The *group size* of a cluster is the number of data points in it. When
group sizes vary significantly between clusters in the same data set, we
speak of *class imbalance*. When generating synthetic data using
**repliclust**, you can vary the class imbalance by specifying the
``imbalance_ratio``. This parameter sets the ratio of the greatest to
the smallest number of data points among all clusters in the same data
set. For example, if ``imbalance_ratio=10`` then the cluster with the
most data points has ten times more data points than the cluster with the
least number of data points. By contrast, the total number of
data points in the whole data set depends on the parameter ``n_samples``
introduced in the :ref:`Basic Parameters <basic_parameters>` section.

The simulation below demonstrates the effect of changing the
``imbalance_ratio``.

.. code-block:: python

    import matplotlib
    import repliclust
    repliclust.set_seed(1)

    fig, ax = plt.subplots(figsize=(10,5), dpi=300, 
                           nrows=1, ncols=2)
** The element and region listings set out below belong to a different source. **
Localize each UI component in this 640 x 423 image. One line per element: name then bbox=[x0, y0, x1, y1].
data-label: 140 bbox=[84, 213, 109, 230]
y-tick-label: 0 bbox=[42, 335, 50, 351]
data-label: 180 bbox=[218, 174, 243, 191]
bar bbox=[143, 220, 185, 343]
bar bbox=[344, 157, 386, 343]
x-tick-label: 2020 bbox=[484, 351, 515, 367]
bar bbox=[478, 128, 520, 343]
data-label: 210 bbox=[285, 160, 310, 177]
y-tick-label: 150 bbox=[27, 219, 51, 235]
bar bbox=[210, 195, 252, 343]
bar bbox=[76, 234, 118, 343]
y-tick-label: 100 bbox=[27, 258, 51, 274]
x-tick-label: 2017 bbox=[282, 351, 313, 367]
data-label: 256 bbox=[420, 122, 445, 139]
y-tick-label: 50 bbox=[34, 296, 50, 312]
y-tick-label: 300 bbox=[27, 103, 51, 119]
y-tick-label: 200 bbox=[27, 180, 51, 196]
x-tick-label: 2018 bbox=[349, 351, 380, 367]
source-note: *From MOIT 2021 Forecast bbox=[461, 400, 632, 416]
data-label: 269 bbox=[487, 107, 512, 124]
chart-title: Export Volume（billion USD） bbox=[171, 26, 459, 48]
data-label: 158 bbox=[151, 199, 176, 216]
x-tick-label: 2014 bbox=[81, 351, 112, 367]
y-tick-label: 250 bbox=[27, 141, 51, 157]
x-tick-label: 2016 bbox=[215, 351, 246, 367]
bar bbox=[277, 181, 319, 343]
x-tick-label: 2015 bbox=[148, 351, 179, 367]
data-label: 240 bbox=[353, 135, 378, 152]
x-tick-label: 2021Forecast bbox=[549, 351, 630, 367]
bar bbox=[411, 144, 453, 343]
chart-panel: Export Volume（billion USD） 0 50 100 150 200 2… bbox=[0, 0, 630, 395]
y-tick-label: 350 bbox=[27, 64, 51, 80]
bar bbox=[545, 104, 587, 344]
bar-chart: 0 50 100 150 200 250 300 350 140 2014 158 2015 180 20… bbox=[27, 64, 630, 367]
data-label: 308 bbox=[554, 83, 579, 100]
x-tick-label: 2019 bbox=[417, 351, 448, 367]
    for i, imbalance_ratio in enumerate([1, 10]):
        archetype = repliclust.Archetype(
                        n_clusters=2, n_samples=120,
                        distributions=['normal'],
                        imbalance_ratio=imbalance_ratio)
        X, y, _ = (repliclust.DataGenerator(archetype)
                             .synthesize(quiet=True))
        ax[i].scatter(X[:,0], X[:,1],c=y, alpha=0.5, 
                      linewidth=0.25, edgecolor='gray')
        plot_description = (r"$\bf{Perfect~Balance}$" if (i==0)
                                else r"$\bf{10x~Imbalance}$")
        ax[i].set_title(plot_description 
                            + "\n" +r"$ imbalance\_ratio $="
                            + str(imbalance_ratio))
        ax[i].set_xticks([]); ax[i].set_yticks([])


.. image:: ./user_guide_img/9.svg


In the scatter plots above, both datasets have ``n_samples=120``
data points. On the left, both clusters have the same number of data
points (class balance). On the right, the bigger cluster has ten
times more data points than the smaller cluster (class imbalance).